Don’t be startled on your first visit to Lopez when people wave to you from their cars. This is “the Friendly Isle”—rural, hospitable, and small (15 miles long, 8 miles wide, 2,500 residents). Within the island’s 63 miles of shoreline, the Lopez landscape blends forests with rolling farmlands, and quiet bays and driftwood-strewn beaches with distant views of mountain ranges and snow-tipped Mount Baker.
Lopez’s natural beauty, seclusion, and simple lifestyle has attracted a variety of year-round residents—artists, craftspeople, musicians, farmers, fishermen, nature lovers—and, as islanders will be happy to tell you, eccentrics. Scandinavian farmers arrived here in the 1850s, drawn by the island’s gentle topography, and Lopez farms today raise an eclectic range of products, from sheep to llamas, wine grapes to apples, pears to kiwis.
You may want to schedule your Lopez visit to coincide with one of the island’s special annual events—the Tour de Lopez bicycle tour every spring or reputedly the best fireworks in the islands on the 4th of July, preceded by a parade guaranteed to excite kids and make adults nostalgic. Always scheduled for the last Saturday in April, the non-competitive rural road Tour de Lopez offers marked short and long routes through the island’s varied landscape—participants often echo the mother-daughter team who raved that it “really captures why we ride.”
And no wonder. Lopez offers the easiest cycling of the three main San Juan Islands. Consider bringing your bike for a day or weekend of scenic cycling or rent one from Lopez Bicycle Works or Village Cycles. (The interisland ferry from Orcas or San Juan is free for walk-on passengers and cyclists.)

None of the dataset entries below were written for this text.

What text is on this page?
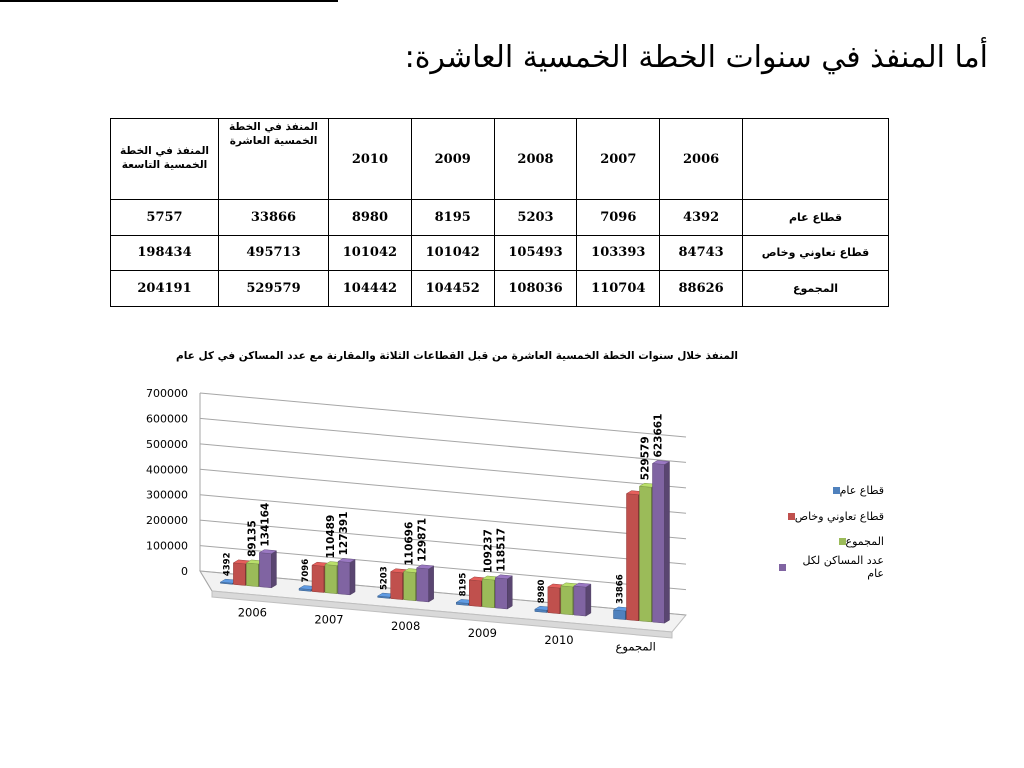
أما المنفذ في سنوات الخطة الخمسية العاشرة:
	2006	2007	2008	2009	2010	المنفذ في الخطة الخمسية العاشرة	المنفذ في الخطة الخمسية التاسعة
قطاع عام	4392	7096	5203	8195	8980	33866	5757
قطاع تعاوني وخاص	84743	103393	105493	101042	101042	495713	198434
المجموع	88626	110704	108036	104452	104442	529579	204191
المنفذ خلال سنوات الخطة الخمسية العاشرة من قبل القطاعات الثلاثة والمقارنة مع عدد المساكن في كل عام
700000
600000
500000
400000
300000
200000
100000
0	4392
89135 134164
2006
7096
110489 127391
2007
5203
110696 129871
2008
8195
109237 118517
2009
8980
2010
33866
529579
623661
المجموع
قطاع عام
قطاع تعاوني وخاص
المجموع
عدد المساكن لكل عام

In Lopez Village, you’ll find a surprising choice of eateries and coffee shops in a compact space, along with a library, bakery, bookstore, and galleries—and, on Saturdays during the summer, the Lopez Farmers’ Market, for fresh produce and local arts and crafts. The Lopez Island Historical Society & Museum is here, and nearby are the 1887-built Center Church and the pioneer Union Cemetery. This island treasures its history—drive or cycle by the many turn-of -the century homes along Center Road about 3 miles south of the village, or pass by the restored 1917 Port Stanley Schoolhouse a mile or so east.
Expect to see Bald Eagles and a great variety of water birds on Lopez, along with black-tailed deer and lots of rabbits. You may spot these on one of the island’s web of hiking trails, many near or along the shore (the same terrain that makes for somewhat easy cycling makes for plenty of opportunities for not-too-strenuous hiking). Whether you visit with family and friends or you’re in search of solitude, Lopez’s many parks (some of them well-kept secrets) fill the bill, from Agate Beach County Park with its soothing sound of waves over pebbles to the trails and bluffs of Shark Reef Sanctuary, where you’re likely to spot seals and often times sea lions. Or launch your kayak to explore the island’s inlets and paddle around the unspoiled paradise of one of the nearby National Wildlife Refuge islands (no two-footed creatures allowed) for glimpses of Pigeon Guillemots, Double-crested and Pelagic Cormorants, and harbor seals.